C’était plus qu’il n’en fallait pour le faire renoncer à son projet.

En désespoir de cause, il allait abandonner la partie, quand il distingua, tout à coup, l’ouverture par laquelle passait l’arbre qui mettait autrefois la roue en communication avec les meules du moulin.

César bondit de joie.

Son imprudence faillit lui être funeste, car la sentinelle, entendant du bruit, cria aussitôt:

– Qui va là!

Plus mort que vif, le nègre s’enfonça sous la cage.

– Je me serai trompé, marmotta le factionnaire; c’est probablement quelque loutre qui rentrait dans son trou.

Rassuré par ces paroles, César s’accrocha aux aubes de la roue, gravit agilement jusqu’à l’arbre, et se glissa à l’intérieur du moulin.

De nouveaux embarras l’y attendaient.

On n’y voyait goutte, et chaque mouvement exposait notre homme à se rompre le cou dans quelque fosse.

À cheval sur son arbre, il en gagna, en tâtonnant, l’autre extrémité.

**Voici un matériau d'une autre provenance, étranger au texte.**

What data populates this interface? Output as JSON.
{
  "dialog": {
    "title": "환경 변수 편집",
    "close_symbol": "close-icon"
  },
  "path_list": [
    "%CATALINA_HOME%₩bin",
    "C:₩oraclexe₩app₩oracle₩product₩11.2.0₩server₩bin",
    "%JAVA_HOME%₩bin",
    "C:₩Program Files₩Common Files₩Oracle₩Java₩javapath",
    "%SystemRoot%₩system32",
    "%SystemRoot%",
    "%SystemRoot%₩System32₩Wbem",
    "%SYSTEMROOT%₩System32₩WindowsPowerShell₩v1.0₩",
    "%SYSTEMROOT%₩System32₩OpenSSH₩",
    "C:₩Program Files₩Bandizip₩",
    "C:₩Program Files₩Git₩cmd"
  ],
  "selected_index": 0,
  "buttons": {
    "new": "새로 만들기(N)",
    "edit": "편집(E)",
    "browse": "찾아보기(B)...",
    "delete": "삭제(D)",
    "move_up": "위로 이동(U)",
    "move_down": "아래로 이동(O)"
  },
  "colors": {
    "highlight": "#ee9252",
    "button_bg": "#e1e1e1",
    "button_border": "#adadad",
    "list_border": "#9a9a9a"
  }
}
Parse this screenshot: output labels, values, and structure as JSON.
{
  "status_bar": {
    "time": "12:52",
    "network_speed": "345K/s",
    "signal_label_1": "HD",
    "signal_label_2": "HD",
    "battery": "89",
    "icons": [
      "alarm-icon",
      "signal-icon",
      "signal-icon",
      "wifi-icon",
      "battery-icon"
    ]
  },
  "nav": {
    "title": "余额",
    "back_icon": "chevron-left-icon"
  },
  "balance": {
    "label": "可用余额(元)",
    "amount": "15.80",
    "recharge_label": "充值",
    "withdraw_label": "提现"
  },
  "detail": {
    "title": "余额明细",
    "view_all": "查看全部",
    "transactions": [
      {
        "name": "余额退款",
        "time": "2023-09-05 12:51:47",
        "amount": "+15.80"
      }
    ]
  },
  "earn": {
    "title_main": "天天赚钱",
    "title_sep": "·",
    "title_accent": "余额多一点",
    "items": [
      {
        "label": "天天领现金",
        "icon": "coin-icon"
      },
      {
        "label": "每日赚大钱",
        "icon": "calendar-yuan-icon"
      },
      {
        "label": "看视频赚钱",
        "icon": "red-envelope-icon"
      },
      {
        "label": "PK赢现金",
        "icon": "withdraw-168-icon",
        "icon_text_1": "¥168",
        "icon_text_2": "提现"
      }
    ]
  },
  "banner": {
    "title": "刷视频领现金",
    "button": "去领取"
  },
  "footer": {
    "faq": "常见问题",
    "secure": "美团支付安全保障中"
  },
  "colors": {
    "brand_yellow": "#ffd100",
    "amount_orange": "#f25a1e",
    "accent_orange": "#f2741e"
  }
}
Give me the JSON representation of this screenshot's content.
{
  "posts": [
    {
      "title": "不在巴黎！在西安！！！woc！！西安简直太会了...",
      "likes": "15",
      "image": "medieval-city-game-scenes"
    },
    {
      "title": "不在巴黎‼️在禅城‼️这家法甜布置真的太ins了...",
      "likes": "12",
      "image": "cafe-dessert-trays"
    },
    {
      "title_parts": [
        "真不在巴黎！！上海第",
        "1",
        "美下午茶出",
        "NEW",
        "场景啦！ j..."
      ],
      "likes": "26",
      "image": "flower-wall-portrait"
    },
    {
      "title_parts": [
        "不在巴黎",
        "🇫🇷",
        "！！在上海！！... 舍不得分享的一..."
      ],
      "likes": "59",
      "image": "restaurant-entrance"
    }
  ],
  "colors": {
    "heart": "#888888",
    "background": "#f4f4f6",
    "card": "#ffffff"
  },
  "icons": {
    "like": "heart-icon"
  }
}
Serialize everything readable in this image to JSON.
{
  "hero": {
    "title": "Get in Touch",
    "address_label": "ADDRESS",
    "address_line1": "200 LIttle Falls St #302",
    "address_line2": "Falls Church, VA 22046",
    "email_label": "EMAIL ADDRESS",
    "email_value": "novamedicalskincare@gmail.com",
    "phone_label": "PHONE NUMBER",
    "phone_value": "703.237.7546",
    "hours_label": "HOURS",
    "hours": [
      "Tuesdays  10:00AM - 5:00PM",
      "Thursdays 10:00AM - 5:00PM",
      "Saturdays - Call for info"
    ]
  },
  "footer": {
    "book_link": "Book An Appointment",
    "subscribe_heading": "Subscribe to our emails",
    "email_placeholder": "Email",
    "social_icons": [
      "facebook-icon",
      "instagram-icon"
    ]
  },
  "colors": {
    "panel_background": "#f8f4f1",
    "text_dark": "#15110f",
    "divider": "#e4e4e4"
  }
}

Puis, allant, venant, allongeant les bras de côté et d’autre, il finit par rencontrer une échelle.

Bientôt il fut au faîte.

Une trappe s’opposait à son passage; il la rabattit intérieurement d’un coup d’épaule.

D’abord, il se retrouva dans les ténèbres. Mais, en levant la tête, il vit la lumière qui filtrait au plafond.

On causait au-dessus de lui.

Il reconnut la voix du vieux Brown et de ses fils.

– Soyez sans inquiétude, mes enfants, disait le capitaine; justice se fera. Robinson lui-même ne tardera pas à reconnaître ses torts envers nous. Croyez-en ma parole et ne vous alarmez point comme des femmelettes. «Les yeux du Seigneur veillent sur ceux qui le craignent; il est la source de leur puissance, le soutien de leur force, leur abri contre la chaleur et leur ombre contre l’ardeur du jour».

– Il n’en est pas moins cruel d’être ainsi méconnu des siens, répondit amèrement Frederick.

– Pourquoi murmurer? continua Brown avec douceur. L’homme n’est-il pas fait pour souffrir? Notre divin Rédempteur n’a-t-il pas souffert patiemment les outrages et la mort de ceux qu’il venait sauver?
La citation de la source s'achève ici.